Who knows how many times the younger ones have noticed that peaceful gentleman sitting in the grandstand of the Slams. Mostly sitting next to Pietrangeli himself who now remembers him, moved, like the brother he didn’t have.
Madrileno doc, Santana never turned pro, in an era in which tennis professionals earned more but lived apart because they could not take part in the Grand Slam tournaments: he won Wimbledon in 1966 by beating the American Ralston in the final, the first Spaniard to do so, despite the dislike of grass fields (“only good for cows”, he joked).
After that feat the Iberians had to wait 42 years to see their compatriot win the most important tournament in the world: that player was Rafael Nadal, one of the first to greet the Spanish master moved on social media after the news of his death.

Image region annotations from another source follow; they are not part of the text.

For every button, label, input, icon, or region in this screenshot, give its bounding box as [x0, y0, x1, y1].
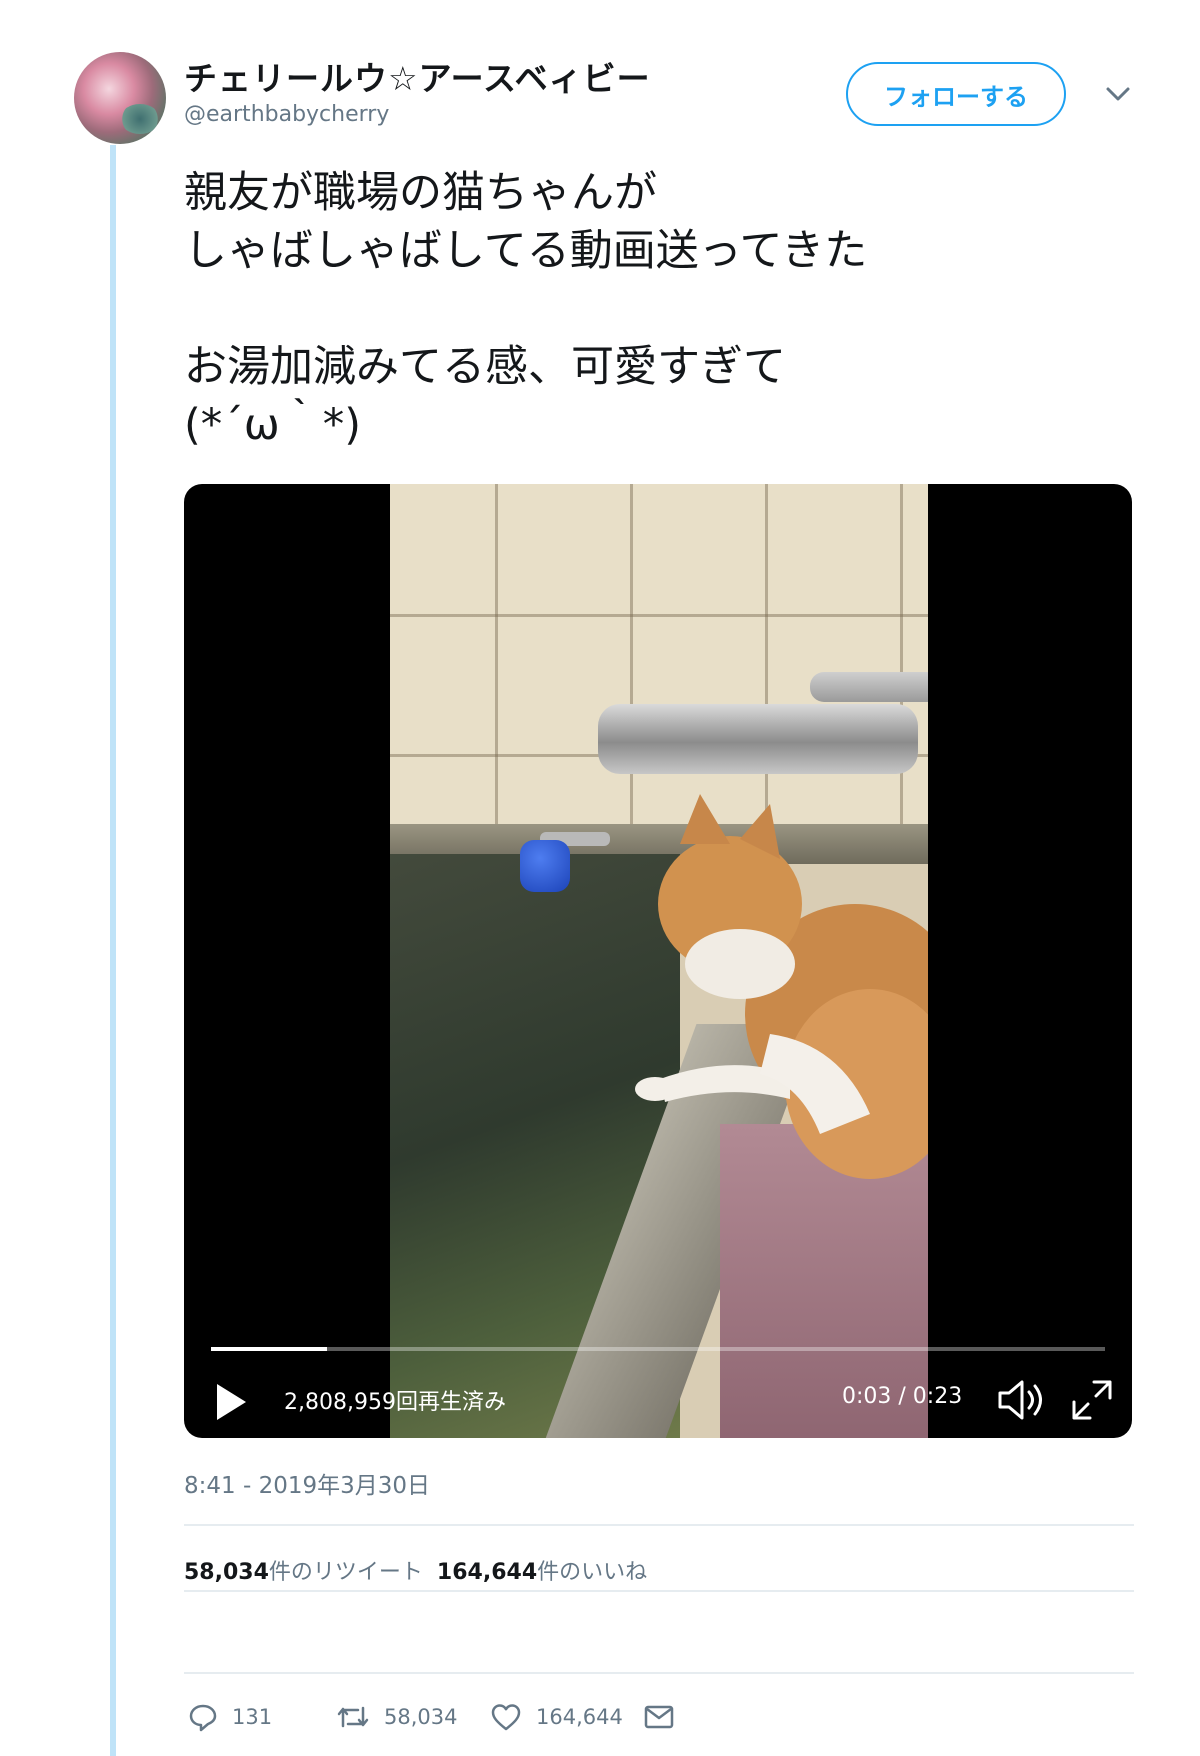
likes-label: 件のいいね — [537, 1560, 648, 1585]
faucet-pipe — [598, 704, 918, 774]
tweet-text-line: (*´ω｀*) — [184, 400, 362, 450]
retweet-icon — [337, 1706, 369, 1728]
retweets-count: 58,034 — [184, 1560, 269, 1585]
like-button[interactable]: 164,644 — [490, 1700, 623, 1734]
cat-image — [635, 794, 928, 1179]
divider — [184, 1524, 1134, 1526]
video-progress-fill — [211, 1347, 328, 1351]
tweet-stats: 58,034件のリツイート 164,644件のいいね — [184, 1554, 647, 1586]
chevron-down-icon[interactable] — [1104, 84, 1132, 104]
avatar[interactable] — [74, 52, 166, 144]
fullscreen-icon[interactable] — [1070, 1378, 1114, 1422]
retweet-button[interactable]: 58,034 — [336, 1700, 457, 1734]
retweets-label: 件のリツイート — [268, 1560, 423, 1585]
envelope-icon — [644, 1705, 674, 1729]
direct-message-button[interactable] — [644, 1700, 688, 1734]
reply-icon — [189, 1704, 217, 1732]
volume-icon[interactable] — [996, 1378, 1048, 1422]
reply-button[interactable]: 131 — [188, 1700, 272, 1734]
blue-tap — [520, 840, 570, 892]
tweet-text: 親友が職場の猫ちゃんが しゃばしゃばしてる動画送ってきた お湯加減みてる感、可愛… — [184, 164, 1124, 454]
video-progress-bar[interactable] — [211, 1347, 1105, 1351]
user-handle[interactable]: @earthbabycherry — [184, 102, 389, 127]
view-count: 2,808,959回再生済み — [284, 1390, 506, 1415]
tweet-text-gap — [184, 280, 1124, 338]
play-icon[interactable] — [214, 1382, 248, 1422]
retweet-count: 58,034 — [384, 1705, 458, 1729]
video-time: 0:03 / 0:23 — [842, 1384, 963, 1409]
video-player[interactable]: 2,808,959回再生済み 0:03 / 0:23 — [184, 484, 1132, 1438]
reply-count: 131 — [232, 1705, 273, 1729]
heart-icon — [491, 1704, 521, 1731]
tweet-timestamp[interactable]: 8:41 - 2019年3月30日 — [184, 1466, 430, 1500]
tweet-text-line: 親友が職場の猫ちゃんが — [184, 168, 657, 218]
tweet-text-line: しゃばしゃばしてる動画送ってきた — [184, 226, 868, 276]
likes-stat[interactable]: 164,644件のいいね — [437, 1560, 647, 1585]
retweets-stat[interactable]: 58,034件のリツイート — [184, 1560, 423, 1585]
display-name[interactable]: チェリールウ☆アースベィビー — [184, 52, 651, 100]
thread-line — [110, 145, 116, 1756]
likes-count: 164,644 — [436, 1560, 538, 1585]
follow-button[interactable]: フォローする — [846, 62, 1066, 126]
pipe-top — [810, 672, 928, 702]
reply-box[interactable] — [184, 1590, 1134, 1674]
video-frame[interactable] — [390, 484, 928, 1438]
like-count: 164,644 — [536, 1705, 623, 1729]
tweet-text-line: お湯加減みてる感、可愛すぎて — [184, 342, 786, 392]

Some argue that Santana’s court ball and her lifted lob capable of treacherously and lethally overcoming the opponent positioned in the net were the states the best in tennis history. Net of the feelings of each, it is possible that it is true.
Born in Madrid in a certainly not wealthy family in the midst of the Spanish Civil War, to contribute to the family economy he started going to the tennis courts doing the ball boy, with his brother Braulio, at the Velazquez club in Madrid, he developed a style of play very much in alchemy with that of Pietrangeli: a style that allowed him to win two editions of Roland Garros at the expense of the Italian, in ’61 and in ‘ 64. Santana, who also directed the Madrid tournament, won 72 career titles (four Slams in total) and in ’65 also won at the US Open by defeating South African Drysdale in the final, who a few years later would be, alongside. by Jack Kramer, in the founding act of the ATP.
He never won in Australia because in those years it was certainly not unusual to avoid the expenses for the long Australian trip. He retired in 1973 but continued to make himself available to play the Davis Cup, of which he was captained from 80 to 85, the year in which he was inducted into the tennis Hall of fame. Stories of a distant tennis.